Optane DIMM capacity is cheaper than DRAM DIMM capacity so Ithis is an effective way to increase the effective memory capacity of a server.

However, DRAM cache contents are lost if system power is lost. The host OIS does not know what cache contents were written to the Optane DIMM from the DRAM cache, and so the entirety of the Optane DIMM’s data contents are viewed as unreliable.

So, althought Optane is persistent memory, Memory Mode writes are not persistent, while all the DAX modes are persistent.

The DIMM application access modes, apart from Intel’s Memory Mode, are positioned in an SNIA Persistent Memory programming model diagram.

The other, application direct, modes involve application code being re-written to use Optane DIMMs.

App Direct Mode – Raw Device Access

In this mode the application program reads and writes directly to the Optane DIMM driver in the host OS, which, in turn, accesses the Optane DIMM. This is faster than going through a file system interface. It is not as direct, or therefore as fast, as Memory Access in which application reads and writes go straight to the DIMM without any interruption.

As we understand it, in Raw Device Mode, the Optane DIMM address space is arranged into blocks of 512b or 4KB in size. Reads and writes are at the block level and pass through an NVDIMM driver. This mode works with current file systems.

App Direct Mode – File System

In this mode the Optane DIMM address space is accessed by an application issuing file IO calls using a filesystem API. These are dealt with by the filesystem code which then talks to the NVDIMM driver and, via that, to the Optane DIMM. It takes time for the file system to do its work and thus this kind of access is slower than both raw device access and memory access.

App Direct Mode – NVM-aware File System

This modifies the file system access to involve an NVM-aware file system; pmem-aware in the SNIA diagram above. According to Handy, such NVM-aware file systems are designed to run faster than a traditional file system.

There is no benchmark data available to demonstrate this.

App Direct Mode – Memory Access

With this mode an application uses memory semantics; load and store instructions, to directly access the Optane DIMM’s address space with no intervening entities getting in the way. This is the fastest possible way an application can use Optane.

A Handy table

Handy suns up the access methods in a table, which we have reformatted slightly;

Concerning the “Backward compatibility” row – Memory Mode operates with all legacy software, as do all of the App Direct Mode access types except direct memory access.

Developers can access an Intel Persistent Memory Developers’ Kit to dig deeper into Optane DIMM access.

My head hurts

Does Optane DIMM use have to be so complicated? The short answer is yes, because storage can be accessed at block level and at file level. As Optane combines both memory and storage attributes it offers both memory-level and storage-level accesses.

Other forms of storage-class memory will, we understand, offer the same broad group of access modes, unless their supplier artificially limits then in some way.
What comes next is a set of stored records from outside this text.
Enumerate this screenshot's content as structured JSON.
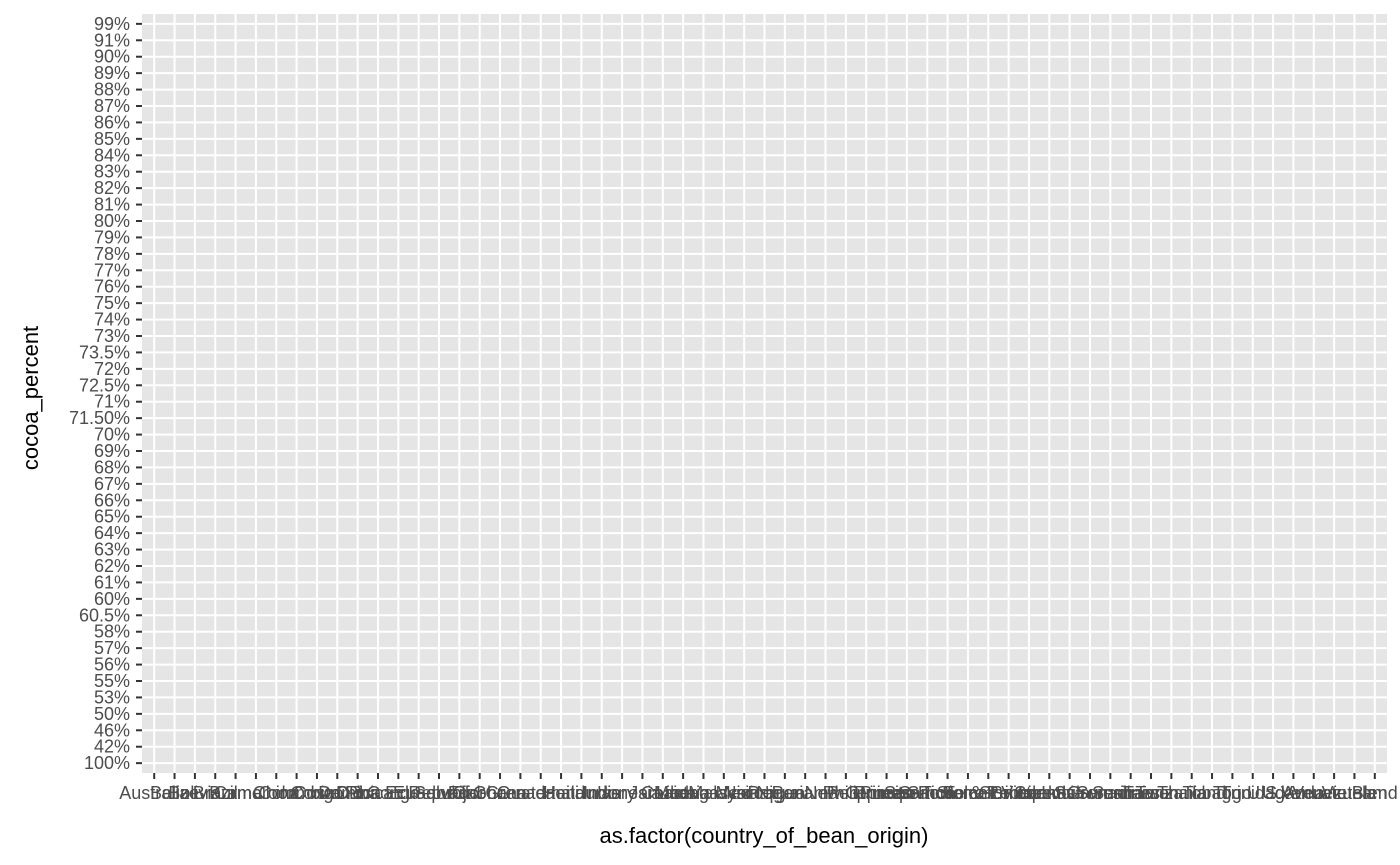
{
  "chart_data": {
    "type": "scatter",
    "xlabel": "as.factor(country_of_bean_origin)",
    "ylabel": "cocoa_percent",
    "x_categories": [
      "Australia",
      "Belize",
      "Bolivia",
      "Brazil",
      "Burma",
      "Cameroon",
      "China",
      "Colombia",
      "Congo",
      "Costa Rica",
      "Cuba",
      "DR Congo",
      "Dominican Republic",
      "Ecuador",
      "El Salvador",
      "Fiji",
      "Gabon",
      "Ghana",
      "Grenada",
      "Guatemala",
      "Haiti",
      "Honduras",
      "India",
      "Indonesia",
      "Ivory Coast",
      "Jamaica",
      "Liberia",
      "Madagascar",
      "Malaysia",
      "Mexico",
      "Nicaragua",
      "Nigeria",
      "Panama",
      "Papua New Guinea",
      "Peru",
      "Philippines",
      "Principe",
      "Puerto Rico",
      "Samoa",
      "Sao Tome",
      "Sao Tome & Principe",
      "Sierra Leone",
      "Solomon Islands",
      "Sri Lanka",
      "St. Lucia",
      "St.Vincent-Grenadines",
      "Sulawesi",
      "Sumatra",
      "Suriname",
      "Taiwan",
      "Tanzania",
      "Thailand",
      "Tobago",
      "Togo",
      "Trinidad",
      "U.S.A.",
      "Uganda",
      "Vanuatu",
      "Venezuela",
      "Vietnam",
      "Blend"
    ],
    "y_categories": [
      "100%",
      "42%",
      "46%",
      "50%",
      "53%",
      "55%",
      "56%",
      "57%",
      "58%",
      "60.5%",
      "60%",
      "61%",
      "62%",
      "63%",
      "64%",
      "65%",
      "66%",
      "67%",
      "68%",
      "69%",
      "70%",
      "71.50%",
      "71%",
      "72.5%",
      "72%",
      "73.5%",
      "73%",
      "74%",
      "75%",
      "76%",
      "77%",
      "78%",
      "79%",
      "80%",
      "81%",
      "82%",
      "83%",
      "84%",
      "85%",
      "86%",
      "87%",
      "88%",
      "89%",
      "90%",
      "91%",
      "99%"
    ],
    "points": [],
    "grid": true,
    "background": "#e5e5e5",
    "gridline_color": "#ffffff",
    "tick_label_color": "#4d4d4d"
  }
}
Hopefully, any supplier offering SCM apart from Intel does so using open interfaces or, at least, provides interfaces for both AMD and ARM. Micron, for example, could enable QuantX 3D XPoint DIMMs to be usable on both AMD and Intel X86 processors as well as ARM CPUs.

That should prompt an immediate Intel Optane DIMM price cut, and also widen the SCM developer ecosystem and make more SCM-capable software available.